SEAT Leon | Auto Express

10 May 2015 | Author: | Comments Off on SEAT Leon | Auto Express

There#039;s a bright new addition making an impact on our fleet in the shape of SEAT#039;s sporty Leon

ipod Connection: The £75 option is located under the driver’s seat, so it’s fiddly to connect, and doesn’t offer full control via the stereo.

According to the experts, silver is the number one colour choice for new cars. Good for resale values and hiding dirt it may be, but let’s face it – it’s dull. That’s why I opted for something altogether more garish when it came to choosing our new long-term Seat Leon FR – Crono yellow.

In fact, I have a history of owning unusually coloured cars. My first set of wheels was a very second-hand Ford Fiesta MkI that came in a delightful colour known as ‘primrose yellow’, which proved ideal for hiding rust.

Eleven years down the line, I’m back with a yellow car, but this time it’s totally my choice. I think the paintjob complements the Leon’s lines and highlights its aggressive nose and high waistline. It’s also easy to find in a packed car park.

But one extra I didn’t go for was the optional bodykit. It can be seen here fitted to another Leon FR, but I reckon it’s a bit brash. If anything, it gives the Leon a bloated look and has a slight aftermarket feel, particularly those gaping gill-like false vents. Even worse, at £2,500, it’s incredibly expensive. One option I did decide to pick was the larger £350 18-inch alloy wheels.

They look great, but sadly a visit to an Arc car wash in South Wales over Christmas resulted in considerable damage to the driver’s side front wheel. Apparently this can happen to cars fitted with low-profile tyres in some pull-through washes – you have been warned!

All credit to the company, though. Following a swift E-mail, they sent out a customer services manager who assessed the damage and agreed to pay £245 for a replacement wheel.
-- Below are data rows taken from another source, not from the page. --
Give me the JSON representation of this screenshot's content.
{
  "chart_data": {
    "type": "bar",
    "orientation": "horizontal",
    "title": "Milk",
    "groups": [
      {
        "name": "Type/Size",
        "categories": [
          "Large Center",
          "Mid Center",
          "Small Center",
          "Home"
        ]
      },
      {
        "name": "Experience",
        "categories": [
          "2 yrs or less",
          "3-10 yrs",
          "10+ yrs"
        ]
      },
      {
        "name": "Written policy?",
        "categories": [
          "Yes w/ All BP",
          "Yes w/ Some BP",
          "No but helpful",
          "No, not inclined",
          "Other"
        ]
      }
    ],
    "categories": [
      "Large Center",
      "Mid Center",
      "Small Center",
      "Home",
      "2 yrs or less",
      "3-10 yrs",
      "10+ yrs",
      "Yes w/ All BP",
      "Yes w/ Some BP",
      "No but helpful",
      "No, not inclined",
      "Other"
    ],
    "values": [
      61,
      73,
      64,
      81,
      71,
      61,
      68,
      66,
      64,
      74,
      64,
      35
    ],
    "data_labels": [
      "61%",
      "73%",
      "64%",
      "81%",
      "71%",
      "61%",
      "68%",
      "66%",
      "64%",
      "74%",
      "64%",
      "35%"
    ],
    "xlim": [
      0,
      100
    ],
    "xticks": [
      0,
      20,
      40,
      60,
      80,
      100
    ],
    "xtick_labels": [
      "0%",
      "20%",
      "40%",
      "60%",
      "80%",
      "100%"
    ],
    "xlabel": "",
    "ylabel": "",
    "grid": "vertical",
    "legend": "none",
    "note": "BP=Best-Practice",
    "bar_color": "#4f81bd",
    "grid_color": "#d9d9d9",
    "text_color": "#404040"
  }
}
The firm claims it is now altering its carwash set-up to prevent further incidents, but to be on the safe side I’ll be sticking to a bucket and sponge from now on!

The final decision I had to make was what went under the bonnet.

The 2.0-litre T-FSI petrol unit – which is shared with the VW Golf GTI and Audi TT – was tempting, but with a 160-mile daily commute, fuel economy is an important factor, so I’ve gone for the 168bhp TDI diesel.

We’ve already sampled this high-output version of the VW Group 2.0-litre oil-burner in the Passat and Skoda Octavia vRS, but haven’t been very impressed with its rather sudden power delivery and coarse engine note. It’s certainly better in the lighter Leon, although refinement is still in short supply, particularly at start-up. Its highly tuned nature means that driving in traffic can be a chore while you wait for the turbo to spin up, and a short first gear doesn’t help matters.

Things are much better on motorways and A-roads, where you can use the 350Nm of torque for effortless cruising.

Other downsides? The ride is firm – as you would expect from a performance hatch – but it’s also quite crashy on country lanes and is unpleasant for passengers. The boot isn’t overly generous, either, and annoyingly the hatch always requires two shoves to get it closed properly – our long-term Golf GTI was the same.

These gripes aside, the Leon has proved an excellent companion, covering more than 1,000 miles in a week over Christmas. Most of that was in patchy fog, when the stand-out yellow paint didn’t seem such a silly idea after all.